In the era of functional genomics, the challenge is to elucidate gene function, regulatory networks and signaling pathways 
. Since regulation of gene expression in vivo
mainly occurs at the transcriptional level, identifying the location of genetic regulatory elements is a key to understanding the machinery regulating gene transcription. A major goal of current genome research is to identify the locations of all gene regulatory elements, including promoters, enhancers, silencers, insulators and boundary elements, and to analyze their relationship to the current annotation of human genes 
. In recent years, many genome-wide strategies have been developed for identifying functional elements. However, no method yet has the resolution to precisely identify all regulatory elements or can be readily applied to the entire human genome. The classical method of mapping DNase I hypersensitive sites (DHSs) by Southern blotting has been used to identify many different types of genetic regulatory elements 
, but it can only be applied to one small region of the genome at a time. Chromatin immunoprecipitation with microarray detection (ChIP-chip) can define the global locations of regulatory factors 
, but is more suitable for studying known factors, and requires high quality ChIP antibodies. More recently, new methods have been described that work by capturing a library of chromatin with DNase I-digested ends, and by using massively parallel signature sequencing (MPSS) for sequencing (DNase-seq), or labeling and hybridization to tiled microarrays (DNase-chip) 
. Crawford et al. produced approximately 230,000 sequence tags and identified an estimated 20% of sites in their DNase-seq experiments 
, while their DNase-chip strategy covered 1% of the genome 
. Boyle et al mapped open chromatin using a DNA library from single DNase I cleavage ends and next-generation sequencing (NGS) 
, while Sabo et al generated a DNase I library of DNA fragments (<~1200 bp) released by two-cleavage ‘hits’ occurring next to each other and identified DNase I hypersensitive sites (DHSs) using microarrays 
The introduction of next generation sequencing (NGS) technology is one of the major breakthroughs in recent genomics research 
. Generally a DNA library of short fragments (100–500 bp) is required for NGS. Thus, methods capable of generating large numbers of short DNA fragments are advantageous for NGS. We speculated that DNase I double-hit fragments of 100–300 bp would resist mechanical shear better than longer sequences during DNase I digestion, and this would help us lower background noise. In addition, the short DNA fragments would be easily purified, and could be used for NGS library preparation, thus greatly simplifying library preparation and sequencing.

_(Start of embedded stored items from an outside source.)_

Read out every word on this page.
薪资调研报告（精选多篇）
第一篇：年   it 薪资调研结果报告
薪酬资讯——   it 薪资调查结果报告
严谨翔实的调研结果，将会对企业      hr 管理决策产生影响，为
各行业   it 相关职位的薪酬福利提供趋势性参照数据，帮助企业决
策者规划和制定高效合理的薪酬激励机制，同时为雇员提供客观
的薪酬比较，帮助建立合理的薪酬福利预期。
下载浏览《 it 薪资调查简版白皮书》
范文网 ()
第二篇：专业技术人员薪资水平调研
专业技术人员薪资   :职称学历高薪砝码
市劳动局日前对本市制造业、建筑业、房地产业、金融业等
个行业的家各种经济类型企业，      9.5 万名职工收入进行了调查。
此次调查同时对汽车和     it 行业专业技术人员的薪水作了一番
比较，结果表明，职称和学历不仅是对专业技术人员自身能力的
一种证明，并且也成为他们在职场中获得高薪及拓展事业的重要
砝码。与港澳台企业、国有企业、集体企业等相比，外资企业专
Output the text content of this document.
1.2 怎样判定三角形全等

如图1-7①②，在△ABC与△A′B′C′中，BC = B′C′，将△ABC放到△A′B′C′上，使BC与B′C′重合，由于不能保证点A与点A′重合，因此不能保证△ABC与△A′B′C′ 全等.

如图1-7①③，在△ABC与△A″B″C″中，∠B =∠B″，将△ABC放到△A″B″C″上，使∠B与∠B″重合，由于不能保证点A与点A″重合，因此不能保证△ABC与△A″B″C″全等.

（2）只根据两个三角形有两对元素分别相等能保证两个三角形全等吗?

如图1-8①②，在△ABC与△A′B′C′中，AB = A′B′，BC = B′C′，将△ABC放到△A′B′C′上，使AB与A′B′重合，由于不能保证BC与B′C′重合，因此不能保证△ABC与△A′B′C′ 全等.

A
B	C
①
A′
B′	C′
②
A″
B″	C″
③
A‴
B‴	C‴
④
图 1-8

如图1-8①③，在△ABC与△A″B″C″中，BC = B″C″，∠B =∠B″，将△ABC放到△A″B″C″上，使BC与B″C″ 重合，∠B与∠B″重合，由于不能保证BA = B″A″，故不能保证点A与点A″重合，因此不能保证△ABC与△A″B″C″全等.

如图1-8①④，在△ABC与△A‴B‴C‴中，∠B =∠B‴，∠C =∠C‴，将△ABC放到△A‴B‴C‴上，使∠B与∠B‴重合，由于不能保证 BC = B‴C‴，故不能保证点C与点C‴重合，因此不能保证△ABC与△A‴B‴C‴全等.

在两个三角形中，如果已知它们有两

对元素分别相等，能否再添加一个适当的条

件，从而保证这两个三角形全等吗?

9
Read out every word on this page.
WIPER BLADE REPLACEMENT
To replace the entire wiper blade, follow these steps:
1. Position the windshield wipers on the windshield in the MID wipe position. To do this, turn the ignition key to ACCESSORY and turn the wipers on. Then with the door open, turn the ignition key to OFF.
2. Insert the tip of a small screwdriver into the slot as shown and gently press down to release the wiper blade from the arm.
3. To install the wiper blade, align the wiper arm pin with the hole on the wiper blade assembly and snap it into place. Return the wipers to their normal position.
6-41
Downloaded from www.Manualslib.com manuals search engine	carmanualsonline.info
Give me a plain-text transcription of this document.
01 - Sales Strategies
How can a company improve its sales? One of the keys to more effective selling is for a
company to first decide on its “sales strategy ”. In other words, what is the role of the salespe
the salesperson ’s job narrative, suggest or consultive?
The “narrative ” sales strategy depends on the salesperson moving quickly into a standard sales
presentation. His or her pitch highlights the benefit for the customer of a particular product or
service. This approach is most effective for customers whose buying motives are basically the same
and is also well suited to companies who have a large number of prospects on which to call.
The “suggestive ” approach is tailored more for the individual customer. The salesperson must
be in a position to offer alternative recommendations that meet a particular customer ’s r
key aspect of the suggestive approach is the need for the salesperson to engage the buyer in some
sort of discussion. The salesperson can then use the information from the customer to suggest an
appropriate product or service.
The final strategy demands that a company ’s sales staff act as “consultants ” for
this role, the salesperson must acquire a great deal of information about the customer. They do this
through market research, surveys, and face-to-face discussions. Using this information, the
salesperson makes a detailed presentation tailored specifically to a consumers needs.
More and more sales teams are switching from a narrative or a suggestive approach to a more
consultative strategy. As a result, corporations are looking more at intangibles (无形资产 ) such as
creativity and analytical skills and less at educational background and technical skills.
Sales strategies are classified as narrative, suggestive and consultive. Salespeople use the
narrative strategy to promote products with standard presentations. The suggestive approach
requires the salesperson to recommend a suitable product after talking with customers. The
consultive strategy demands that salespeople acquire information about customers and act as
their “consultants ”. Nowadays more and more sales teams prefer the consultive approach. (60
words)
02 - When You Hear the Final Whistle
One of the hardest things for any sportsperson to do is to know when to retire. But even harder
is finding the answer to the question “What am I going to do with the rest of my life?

In the present study, we enriched short DNA fragments (100–300 bp) released by DNase I digestion and generated a DNA library from human HeLaS3 cells. For convenience we call this method the “Short DHS assay”. We identified 83,897 DHSs in 10,505,607 DHS tag sequences with high sensitivity and specificity. By combining whole-genome data from the Short DHS Assay and expression microarrays, we detected a specific correlation between DHS location and gene expression. Our data suggest that the Short DHS Assay is straightforward and should be a valuable tool for preparing DNA libraries for global identification of gene regulatory elements.